Last week, the board of directors of MySale advised the company’s shareholders to push back against an offer of 2 pence per share for the company, saying the Frasers offer “did not reflect an adequate value or premium for control of MySale and therefore undervalues MySale and its prospects.”

It added the offer was not considered fair and that shareholders should not accept it.

Frasers had tabled the takeover bid in August for the Australia-based fashion marketplace saying the move would allow it to increase its presence in Australia and New Zealand faster than it would via organic growth as it embarks on a bid to grow its business outside the UK and further international expansion through acquisitions, joint ventures, and organic openings.

In a bourse disclosure today, Frasers Group said: “Frasers now intends to seek to acquire additional MySale Shares by means of market or other purchases and in accordance with the Takeover Code.
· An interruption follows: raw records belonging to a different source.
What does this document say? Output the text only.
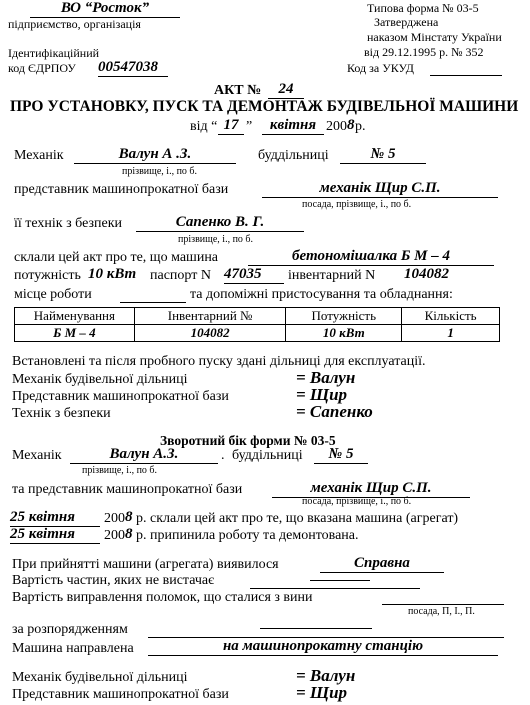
ВО “Росток”
підприємство, організація
Ідентифікаційний
код ЄДРПОУ 00547038
Типова форма № 03-5
Затверджена
наказом Мінстату України
від 29.12.1995 р. № 352
Код за УКУД
АКТ №	24
ПРО УСТАНОВКУ, ПУСК ТА ДЕМОНТАЖ БУДІВЕЛЬНОЇ МАШИНИ
від “ 17 ”	квітня 200 8 р.
Механік	Валун А .З.	буддільниці	№ 5
прізвище, і., по б.
представник машинопрокатної бази	механік Щир С.П.
посада, прізвище, і., по б.
її технік з безпеки	Сапенко В. Г.
прізвище, і., по б.
склали цей акт про те, що машина	бетономішалка Б М – 4
потужність 10 кВт паспорт N 47035	інвентарний N 104082
місце роботи	та допоміжні пристосування та обладнання:
Найменування	Інвентарний №	Потужність	Кількість
Б М – 4	104082	10 кВт	1
Встановлені та після пробного пуску здані дільниці для експлуатації.
Механік будівельної дільниці	= Валун
Представник машинопрокатної бази	= Щир
Технік з безпеки	= Сапенко
Зворотний бік форми № 03-5
Механік	Валун А.З.	. буддільниці	№ 5
прізвище, і., по б.
та представник машинопрокатної бази	механік Щир С.П.
посада, прізвище, і., по б.
25 квітня	200 8 р. склали цей акт про те, що вказана машина (агрегат)
25 квітня	200 8 р. припинила роботу та демонтована.
При прийнятті машини (агрегата) виявилося	Справна
Вартість частин, яких не вистачає
Вартість виправлення поломок, що сталися з вини
посада, П, І., П.
за розпорядженням
Машина направлена	на машинопрокатну станцію
Механік будівельної дільниці	= Валун
Представник машинопрокатної бази	= Щир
Frasers believes that accepting the Offer (or otherwise selling MySale Shares to Frasers) will provide MySale Shareholders with the opportunity to achieve an immediate liquidity event.  Frasers also believes that a price of 2 pence per MySale Share (such price being no less than the highest price paid by Frasers (or any person acting in concert with it) for any MySale Share during the 12 months prior to the date of this announcement) reflects a fair valuation of each MySale Share.”